債権者は手続きの中で異議を申立てるなどが可能です。
しかし、小規模個人再生を行う場合で、債務の1/2の額の債権者が反対するような場合でなければ、手続きに影響を与えることはありません。
そのため、自己破産・個人再生は可能です。
過払い金請求
なお、払いすぎたお金が戻ってくる過払い金請求については不可能です。
なぜなら、過払い金請求は、貸金業者から借り入れした場合に発生するもので、個人間の借り入れについては法律上発生しないものだからです。
個人間の借金がある場合の債務整理の注意点
- 個人間の借金がある場合の債務整理の注意点
- 個人だからといって返済してしまうと偏波弁済として自己破産・個人再生に影響することに特に注意
個人間の借金がある場合の債務整理でなにか注意すべき点はありますか?
いくつかあるので確認してみましょう。
個人間の借金がある場合の債務整理の注意点について確認しましょう。
一般的な任意整理は意味がない・できない可能性がある
一般的な任意整理は意味がない・できない可能性があることです。
まず、任意整理は債権者が承諾しない限りできないことは上述した通りです。
また、個人間の借り入れは、そもそも利息や遅延損害金の支払い義務がないような場合があり、この場合元金の減額の交渉ができないと意味がなくなるといえます。
個人間の借金だからと返済してしまうと自己破産・個人再生に影響
個人間の借金がある場合で一番気をつけなければならないのが、個人間の借金だからと、自己破産・個人再生の手続き期間中に返済してしまう、偏頗弁済です。
自己破産・個人再生では、債権者は全て平等に扱わなければならず、これは貸金業者であろうと、個人・親族・会社であろうと関係ありません。
にもかかわらず、親族だから・友達だからと返済してしまう、いわゆる偏頗弁済(へんぱべんさい)を行うと、次のような不都合が生じます。
自己破産の場合には、偏頗弁済をしたものについては、管財人が後に取り返して債権者への配当に回します。
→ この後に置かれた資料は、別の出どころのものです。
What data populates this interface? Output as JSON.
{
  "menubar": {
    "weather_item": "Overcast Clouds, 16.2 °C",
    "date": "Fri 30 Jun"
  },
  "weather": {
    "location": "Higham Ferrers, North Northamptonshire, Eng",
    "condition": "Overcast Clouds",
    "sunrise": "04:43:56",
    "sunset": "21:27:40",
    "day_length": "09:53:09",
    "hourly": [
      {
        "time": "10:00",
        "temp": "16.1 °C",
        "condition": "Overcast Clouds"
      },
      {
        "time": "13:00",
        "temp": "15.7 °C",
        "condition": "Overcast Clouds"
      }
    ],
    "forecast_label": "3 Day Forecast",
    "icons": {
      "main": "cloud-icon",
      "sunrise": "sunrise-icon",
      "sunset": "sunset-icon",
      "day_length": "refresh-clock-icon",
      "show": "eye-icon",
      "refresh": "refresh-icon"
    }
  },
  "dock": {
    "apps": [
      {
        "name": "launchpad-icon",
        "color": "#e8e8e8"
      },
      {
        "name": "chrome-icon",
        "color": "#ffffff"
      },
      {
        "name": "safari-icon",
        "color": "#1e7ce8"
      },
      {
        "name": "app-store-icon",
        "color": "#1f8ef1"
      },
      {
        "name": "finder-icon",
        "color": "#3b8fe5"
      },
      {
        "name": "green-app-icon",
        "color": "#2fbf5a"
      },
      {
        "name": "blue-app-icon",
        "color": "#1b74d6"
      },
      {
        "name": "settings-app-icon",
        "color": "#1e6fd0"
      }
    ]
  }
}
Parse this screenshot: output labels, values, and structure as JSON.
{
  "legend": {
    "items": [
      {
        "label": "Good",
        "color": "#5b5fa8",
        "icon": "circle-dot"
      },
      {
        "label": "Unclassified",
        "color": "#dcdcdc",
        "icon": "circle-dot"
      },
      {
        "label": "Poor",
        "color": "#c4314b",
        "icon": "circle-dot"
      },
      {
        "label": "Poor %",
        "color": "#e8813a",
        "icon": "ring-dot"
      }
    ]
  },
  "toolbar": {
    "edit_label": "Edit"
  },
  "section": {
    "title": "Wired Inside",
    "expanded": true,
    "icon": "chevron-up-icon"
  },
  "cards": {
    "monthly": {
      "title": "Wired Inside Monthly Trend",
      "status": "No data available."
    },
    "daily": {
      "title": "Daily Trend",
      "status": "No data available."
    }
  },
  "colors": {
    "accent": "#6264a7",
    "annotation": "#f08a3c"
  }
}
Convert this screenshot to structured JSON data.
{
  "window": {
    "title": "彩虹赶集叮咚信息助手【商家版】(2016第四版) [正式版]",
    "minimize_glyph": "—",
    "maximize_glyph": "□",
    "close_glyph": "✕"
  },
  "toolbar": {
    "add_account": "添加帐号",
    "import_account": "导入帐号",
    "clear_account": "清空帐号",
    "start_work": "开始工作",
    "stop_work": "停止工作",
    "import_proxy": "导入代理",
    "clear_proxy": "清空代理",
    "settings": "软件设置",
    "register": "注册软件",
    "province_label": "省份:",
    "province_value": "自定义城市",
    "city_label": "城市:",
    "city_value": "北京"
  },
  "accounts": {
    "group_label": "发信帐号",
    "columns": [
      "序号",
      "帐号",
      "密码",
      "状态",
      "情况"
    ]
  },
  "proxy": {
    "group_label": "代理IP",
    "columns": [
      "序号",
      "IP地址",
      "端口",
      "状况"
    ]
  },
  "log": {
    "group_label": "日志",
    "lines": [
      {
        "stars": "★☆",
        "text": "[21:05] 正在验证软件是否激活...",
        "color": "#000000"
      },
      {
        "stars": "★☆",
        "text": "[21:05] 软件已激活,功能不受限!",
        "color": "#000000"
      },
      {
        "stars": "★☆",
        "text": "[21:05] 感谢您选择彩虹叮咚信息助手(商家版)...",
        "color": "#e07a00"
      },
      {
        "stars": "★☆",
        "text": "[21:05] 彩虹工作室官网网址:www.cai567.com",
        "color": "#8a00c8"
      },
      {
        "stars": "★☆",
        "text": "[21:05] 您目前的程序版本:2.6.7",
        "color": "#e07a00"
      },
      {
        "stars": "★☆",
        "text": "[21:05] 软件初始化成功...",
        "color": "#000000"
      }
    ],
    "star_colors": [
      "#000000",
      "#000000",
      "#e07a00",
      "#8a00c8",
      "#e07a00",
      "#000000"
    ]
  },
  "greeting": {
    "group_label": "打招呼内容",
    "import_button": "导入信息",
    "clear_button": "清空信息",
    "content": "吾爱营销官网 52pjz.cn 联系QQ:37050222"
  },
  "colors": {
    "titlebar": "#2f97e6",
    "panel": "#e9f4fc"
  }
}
また、偏頗弁済をすると免責不許可事由となります(破産法252条1項3号)ので、裁量免責を得るために、同時廃止が可能であった場合でも少額管財となって、余計に費用がかかることになります。
また個人再生の場合には、支払った額が最低弁済額に加算されることになり、これを加算しないで再生計画案を提出すると債権者の利益に反する再生計画案として不認可となる可能性があります。
ヤミ金である場合
個人の借金であるとしてヤミ金であるような場合があります。
ヤミ金に返済していると、おなじく上記のように偏頗弁済とされることがありますし、ヤミ金の返済をすることで、稀にヤミ金に協力したと疑われて口座が凍結されることがあります。
ヤミ金である場合には返済はせずに警察に協力してもらって解決する必要があります。
取り立て規制は個人にはない
なお、個人が債権者である場合には、貸金業者のような取り立て規制がありません。
貸金業者は取り立てにあたって、取り立ての時間や、会社に取り立てをすること、弁護士に依頼した後に本人に取り立てをすること、などが禁止されています。
個人については貸金業者ではないので、これらの規制がありません。
まとめ
このページでは、親族・友人など貸金業者以外の人が債権者である場合の債務整理についてお伝えしました。
貸金業者以外が債権者でも債務整理は可能ですが、任意整理には応じてもらえない可能性があるなど、貸金業者との債務整理とは異なる面があります。大きなトラブルになる前に、なるべく早く弁護士に相談するようにしましょう。